Heterogeneity test results revealed a significant difference between included studies. The potential heterogeneity sources included different regional living habits, living environments, and the economic development levels. Additionally, the effects of other confounding factors such as gender and age can lead to high heterogeneity.

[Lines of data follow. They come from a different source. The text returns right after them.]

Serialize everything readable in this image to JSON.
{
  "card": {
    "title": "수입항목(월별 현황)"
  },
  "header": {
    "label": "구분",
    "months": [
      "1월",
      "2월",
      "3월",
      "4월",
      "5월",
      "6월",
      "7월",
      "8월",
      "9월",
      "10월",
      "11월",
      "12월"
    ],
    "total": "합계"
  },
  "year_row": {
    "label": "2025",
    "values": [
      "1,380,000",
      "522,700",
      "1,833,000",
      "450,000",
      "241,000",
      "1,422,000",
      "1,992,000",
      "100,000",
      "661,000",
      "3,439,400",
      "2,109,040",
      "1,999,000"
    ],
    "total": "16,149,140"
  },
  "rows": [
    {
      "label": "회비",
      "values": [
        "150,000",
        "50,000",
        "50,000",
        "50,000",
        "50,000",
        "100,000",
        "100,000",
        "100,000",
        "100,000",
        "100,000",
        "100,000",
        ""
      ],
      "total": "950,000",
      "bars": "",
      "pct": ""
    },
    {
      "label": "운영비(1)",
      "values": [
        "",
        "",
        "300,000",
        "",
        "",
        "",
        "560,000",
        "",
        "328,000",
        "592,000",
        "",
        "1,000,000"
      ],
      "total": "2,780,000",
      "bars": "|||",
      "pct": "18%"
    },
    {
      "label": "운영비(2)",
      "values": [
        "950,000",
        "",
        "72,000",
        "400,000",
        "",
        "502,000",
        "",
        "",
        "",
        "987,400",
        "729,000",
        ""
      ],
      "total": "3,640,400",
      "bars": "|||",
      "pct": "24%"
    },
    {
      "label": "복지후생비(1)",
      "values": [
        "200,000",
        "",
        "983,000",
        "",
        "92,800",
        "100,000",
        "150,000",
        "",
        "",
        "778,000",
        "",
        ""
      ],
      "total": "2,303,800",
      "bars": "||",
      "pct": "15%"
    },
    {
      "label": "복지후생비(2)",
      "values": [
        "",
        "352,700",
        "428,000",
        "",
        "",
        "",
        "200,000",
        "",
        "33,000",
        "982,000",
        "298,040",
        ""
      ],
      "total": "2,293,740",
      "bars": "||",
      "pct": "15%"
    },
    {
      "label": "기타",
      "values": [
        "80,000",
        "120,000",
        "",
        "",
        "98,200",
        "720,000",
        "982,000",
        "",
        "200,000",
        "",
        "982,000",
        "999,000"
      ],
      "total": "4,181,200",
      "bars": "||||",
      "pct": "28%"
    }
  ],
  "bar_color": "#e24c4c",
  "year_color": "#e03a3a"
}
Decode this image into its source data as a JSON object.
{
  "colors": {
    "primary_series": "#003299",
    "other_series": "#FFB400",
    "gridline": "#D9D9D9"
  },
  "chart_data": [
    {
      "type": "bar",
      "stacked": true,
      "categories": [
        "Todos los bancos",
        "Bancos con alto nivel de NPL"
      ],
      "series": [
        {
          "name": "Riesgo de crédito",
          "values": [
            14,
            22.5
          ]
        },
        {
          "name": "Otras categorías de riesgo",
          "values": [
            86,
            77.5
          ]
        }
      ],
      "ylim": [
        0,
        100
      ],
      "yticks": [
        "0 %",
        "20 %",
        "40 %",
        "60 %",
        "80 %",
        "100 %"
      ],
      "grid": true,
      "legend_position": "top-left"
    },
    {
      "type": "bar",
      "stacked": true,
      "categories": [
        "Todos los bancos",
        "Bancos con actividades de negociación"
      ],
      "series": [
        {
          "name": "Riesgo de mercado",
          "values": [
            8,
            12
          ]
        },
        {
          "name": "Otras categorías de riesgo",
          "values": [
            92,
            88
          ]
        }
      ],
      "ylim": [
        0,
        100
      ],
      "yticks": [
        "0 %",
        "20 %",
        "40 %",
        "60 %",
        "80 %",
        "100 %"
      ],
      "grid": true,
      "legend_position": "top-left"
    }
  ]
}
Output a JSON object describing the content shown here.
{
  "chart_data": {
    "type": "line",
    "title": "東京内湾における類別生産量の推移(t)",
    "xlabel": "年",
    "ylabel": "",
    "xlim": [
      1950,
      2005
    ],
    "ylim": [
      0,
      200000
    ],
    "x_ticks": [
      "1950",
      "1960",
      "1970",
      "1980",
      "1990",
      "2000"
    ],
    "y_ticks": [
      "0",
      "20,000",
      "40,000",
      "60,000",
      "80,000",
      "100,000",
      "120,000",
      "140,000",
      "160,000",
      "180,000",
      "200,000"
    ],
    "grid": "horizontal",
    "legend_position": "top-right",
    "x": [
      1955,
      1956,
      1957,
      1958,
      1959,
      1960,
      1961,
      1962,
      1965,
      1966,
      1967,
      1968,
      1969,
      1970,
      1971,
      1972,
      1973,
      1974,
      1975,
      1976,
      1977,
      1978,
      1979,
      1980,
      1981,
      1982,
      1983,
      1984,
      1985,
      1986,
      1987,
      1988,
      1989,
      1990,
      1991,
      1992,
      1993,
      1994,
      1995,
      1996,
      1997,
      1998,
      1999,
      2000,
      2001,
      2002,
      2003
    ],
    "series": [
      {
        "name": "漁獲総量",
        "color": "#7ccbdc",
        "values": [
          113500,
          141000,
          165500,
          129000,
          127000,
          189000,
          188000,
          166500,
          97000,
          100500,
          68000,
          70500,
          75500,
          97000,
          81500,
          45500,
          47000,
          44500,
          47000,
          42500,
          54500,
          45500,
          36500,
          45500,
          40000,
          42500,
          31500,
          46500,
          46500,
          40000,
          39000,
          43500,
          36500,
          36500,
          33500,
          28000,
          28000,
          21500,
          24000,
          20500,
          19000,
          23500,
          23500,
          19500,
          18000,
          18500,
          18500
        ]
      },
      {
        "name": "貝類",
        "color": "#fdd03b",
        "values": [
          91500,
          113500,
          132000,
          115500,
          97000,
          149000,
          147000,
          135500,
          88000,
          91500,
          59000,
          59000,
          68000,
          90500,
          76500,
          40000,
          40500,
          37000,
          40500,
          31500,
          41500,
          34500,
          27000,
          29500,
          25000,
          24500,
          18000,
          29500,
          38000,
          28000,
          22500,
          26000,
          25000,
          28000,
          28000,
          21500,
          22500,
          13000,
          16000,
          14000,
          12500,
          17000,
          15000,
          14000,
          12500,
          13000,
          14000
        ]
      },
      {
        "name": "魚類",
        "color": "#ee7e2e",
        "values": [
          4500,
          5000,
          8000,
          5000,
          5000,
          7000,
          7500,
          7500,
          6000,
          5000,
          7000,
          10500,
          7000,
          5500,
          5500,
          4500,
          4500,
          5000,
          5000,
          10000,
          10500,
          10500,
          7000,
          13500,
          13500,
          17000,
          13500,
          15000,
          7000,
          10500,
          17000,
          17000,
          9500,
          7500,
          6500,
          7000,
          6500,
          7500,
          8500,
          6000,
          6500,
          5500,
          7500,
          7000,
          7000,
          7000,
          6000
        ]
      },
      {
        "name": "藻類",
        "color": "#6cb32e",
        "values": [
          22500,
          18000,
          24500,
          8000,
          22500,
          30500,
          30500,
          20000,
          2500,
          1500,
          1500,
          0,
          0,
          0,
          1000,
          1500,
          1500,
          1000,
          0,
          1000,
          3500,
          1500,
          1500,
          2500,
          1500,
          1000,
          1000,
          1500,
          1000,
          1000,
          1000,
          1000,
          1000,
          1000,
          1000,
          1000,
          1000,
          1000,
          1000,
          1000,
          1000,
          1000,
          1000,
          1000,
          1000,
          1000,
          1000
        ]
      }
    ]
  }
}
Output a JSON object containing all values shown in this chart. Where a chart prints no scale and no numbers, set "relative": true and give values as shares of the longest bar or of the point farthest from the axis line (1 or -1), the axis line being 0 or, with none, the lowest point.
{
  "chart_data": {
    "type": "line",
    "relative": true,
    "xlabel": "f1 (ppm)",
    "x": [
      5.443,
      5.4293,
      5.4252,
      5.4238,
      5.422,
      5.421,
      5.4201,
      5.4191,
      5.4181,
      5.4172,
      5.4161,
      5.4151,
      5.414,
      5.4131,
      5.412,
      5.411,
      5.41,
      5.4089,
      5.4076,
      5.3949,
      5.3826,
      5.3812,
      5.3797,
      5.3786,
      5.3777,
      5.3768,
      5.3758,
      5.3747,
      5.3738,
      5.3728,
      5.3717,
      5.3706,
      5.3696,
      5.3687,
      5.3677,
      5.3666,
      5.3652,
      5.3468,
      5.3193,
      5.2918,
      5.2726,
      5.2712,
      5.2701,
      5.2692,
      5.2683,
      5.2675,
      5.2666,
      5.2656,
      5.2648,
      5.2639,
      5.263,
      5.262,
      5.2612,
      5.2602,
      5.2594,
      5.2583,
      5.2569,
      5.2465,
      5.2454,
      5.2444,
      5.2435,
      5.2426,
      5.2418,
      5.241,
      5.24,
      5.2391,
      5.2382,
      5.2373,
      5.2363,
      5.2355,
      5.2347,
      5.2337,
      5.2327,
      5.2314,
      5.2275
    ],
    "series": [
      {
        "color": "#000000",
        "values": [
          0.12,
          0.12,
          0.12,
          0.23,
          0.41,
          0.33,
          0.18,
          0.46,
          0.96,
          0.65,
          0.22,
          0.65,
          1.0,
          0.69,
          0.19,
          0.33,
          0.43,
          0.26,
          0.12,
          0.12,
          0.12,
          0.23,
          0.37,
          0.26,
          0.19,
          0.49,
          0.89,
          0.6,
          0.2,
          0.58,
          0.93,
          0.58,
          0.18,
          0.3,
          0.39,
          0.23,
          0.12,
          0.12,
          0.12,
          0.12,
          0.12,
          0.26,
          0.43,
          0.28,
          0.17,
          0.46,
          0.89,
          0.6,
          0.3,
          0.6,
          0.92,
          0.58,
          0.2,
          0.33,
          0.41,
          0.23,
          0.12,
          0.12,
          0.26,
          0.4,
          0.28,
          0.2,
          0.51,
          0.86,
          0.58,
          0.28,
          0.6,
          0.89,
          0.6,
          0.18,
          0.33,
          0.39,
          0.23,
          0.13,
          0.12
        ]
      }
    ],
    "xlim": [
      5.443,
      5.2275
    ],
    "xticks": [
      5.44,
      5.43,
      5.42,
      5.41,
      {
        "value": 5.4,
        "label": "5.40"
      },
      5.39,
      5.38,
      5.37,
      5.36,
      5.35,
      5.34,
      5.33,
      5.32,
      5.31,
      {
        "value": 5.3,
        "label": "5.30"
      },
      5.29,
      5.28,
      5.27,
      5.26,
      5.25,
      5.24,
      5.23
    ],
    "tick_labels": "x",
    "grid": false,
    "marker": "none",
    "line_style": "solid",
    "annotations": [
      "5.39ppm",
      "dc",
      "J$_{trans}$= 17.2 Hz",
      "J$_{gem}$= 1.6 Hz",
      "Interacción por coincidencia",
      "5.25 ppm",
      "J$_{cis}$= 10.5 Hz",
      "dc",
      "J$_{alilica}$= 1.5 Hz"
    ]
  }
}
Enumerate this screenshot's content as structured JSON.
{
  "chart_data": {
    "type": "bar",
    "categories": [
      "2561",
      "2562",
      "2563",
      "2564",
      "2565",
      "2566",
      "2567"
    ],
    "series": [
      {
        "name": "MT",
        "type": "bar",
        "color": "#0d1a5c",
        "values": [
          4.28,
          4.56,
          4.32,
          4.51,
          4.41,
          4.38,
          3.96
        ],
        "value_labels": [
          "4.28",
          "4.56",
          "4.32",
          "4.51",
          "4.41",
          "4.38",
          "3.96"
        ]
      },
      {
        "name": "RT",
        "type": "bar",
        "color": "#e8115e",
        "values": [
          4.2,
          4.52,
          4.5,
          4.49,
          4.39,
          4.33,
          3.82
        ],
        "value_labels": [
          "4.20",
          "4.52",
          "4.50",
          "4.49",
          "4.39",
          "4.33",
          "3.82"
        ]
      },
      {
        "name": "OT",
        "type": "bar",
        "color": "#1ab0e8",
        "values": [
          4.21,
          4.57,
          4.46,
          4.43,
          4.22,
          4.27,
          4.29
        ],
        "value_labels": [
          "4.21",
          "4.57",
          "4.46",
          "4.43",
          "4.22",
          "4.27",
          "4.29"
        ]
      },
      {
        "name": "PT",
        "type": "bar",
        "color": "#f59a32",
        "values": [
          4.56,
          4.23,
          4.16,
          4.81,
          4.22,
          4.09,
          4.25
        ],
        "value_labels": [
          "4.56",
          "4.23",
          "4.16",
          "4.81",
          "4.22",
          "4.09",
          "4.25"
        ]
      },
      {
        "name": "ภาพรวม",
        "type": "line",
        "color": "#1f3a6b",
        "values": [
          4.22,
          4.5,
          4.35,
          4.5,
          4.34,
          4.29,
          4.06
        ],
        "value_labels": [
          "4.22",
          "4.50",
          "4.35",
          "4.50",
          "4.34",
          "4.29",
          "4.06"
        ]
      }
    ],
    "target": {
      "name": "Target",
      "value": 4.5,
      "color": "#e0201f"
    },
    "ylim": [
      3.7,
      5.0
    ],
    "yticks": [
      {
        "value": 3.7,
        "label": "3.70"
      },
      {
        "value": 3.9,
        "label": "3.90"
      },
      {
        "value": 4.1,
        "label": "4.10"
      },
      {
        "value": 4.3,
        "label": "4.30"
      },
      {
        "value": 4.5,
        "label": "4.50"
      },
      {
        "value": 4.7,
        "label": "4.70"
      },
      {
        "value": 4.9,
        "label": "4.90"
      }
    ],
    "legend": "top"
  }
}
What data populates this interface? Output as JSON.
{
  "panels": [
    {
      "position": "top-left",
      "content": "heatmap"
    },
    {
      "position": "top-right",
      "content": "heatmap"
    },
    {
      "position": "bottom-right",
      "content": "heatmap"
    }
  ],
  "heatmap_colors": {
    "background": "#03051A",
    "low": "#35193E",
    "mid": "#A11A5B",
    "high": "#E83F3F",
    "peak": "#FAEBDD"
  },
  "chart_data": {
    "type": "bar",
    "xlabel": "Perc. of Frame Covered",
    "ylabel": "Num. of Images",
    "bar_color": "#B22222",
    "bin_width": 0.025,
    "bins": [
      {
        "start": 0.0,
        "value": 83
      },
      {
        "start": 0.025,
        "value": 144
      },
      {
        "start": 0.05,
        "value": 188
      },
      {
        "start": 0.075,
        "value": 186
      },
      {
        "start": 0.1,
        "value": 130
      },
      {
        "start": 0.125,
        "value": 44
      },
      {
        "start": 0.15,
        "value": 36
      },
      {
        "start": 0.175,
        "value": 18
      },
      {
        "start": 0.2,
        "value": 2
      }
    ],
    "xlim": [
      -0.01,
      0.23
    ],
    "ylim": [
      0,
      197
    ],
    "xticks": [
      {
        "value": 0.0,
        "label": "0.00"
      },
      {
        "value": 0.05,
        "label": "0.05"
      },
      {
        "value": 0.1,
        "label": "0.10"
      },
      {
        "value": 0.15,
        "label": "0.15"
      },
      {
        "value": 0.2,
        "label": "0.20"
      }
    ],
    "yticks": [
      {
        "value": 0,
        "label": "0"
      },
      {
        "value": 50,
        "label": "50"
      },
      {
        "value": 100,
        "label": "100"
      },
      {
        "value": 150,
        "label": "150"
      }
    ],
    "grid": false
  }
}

There were some limitations in this research. First, because of incomplete data and the small sample sizes of the included studies, covariate correction and further subgroup analysis were not performed, although these factors may have confounded the results of the meta-analysis. Second, the population was not representative, as the population in Yin’s study (female) did not fit HWE. Third, the results of sensitivity analysis regarding the LIPC rs2070895 polymorphism in the allele, additive, and dominant models were unstable after elimination of Lin’s study, which requires further analysis. Fourth, hypertensive disorders complicating pregnancy may have affected our results.

In summary, the present study showed that the frequencies of the AA+GA genotypes of the LIPC rs2070895 polymorphism are related to an increased risk of hypertension. However, the LIPC rs1800588 polymorphism was not associated with the susceptibility to hypertension. Because the related studies and sample size were limited, the conclusions of this study should be verified by high-quality studies with larger sample size.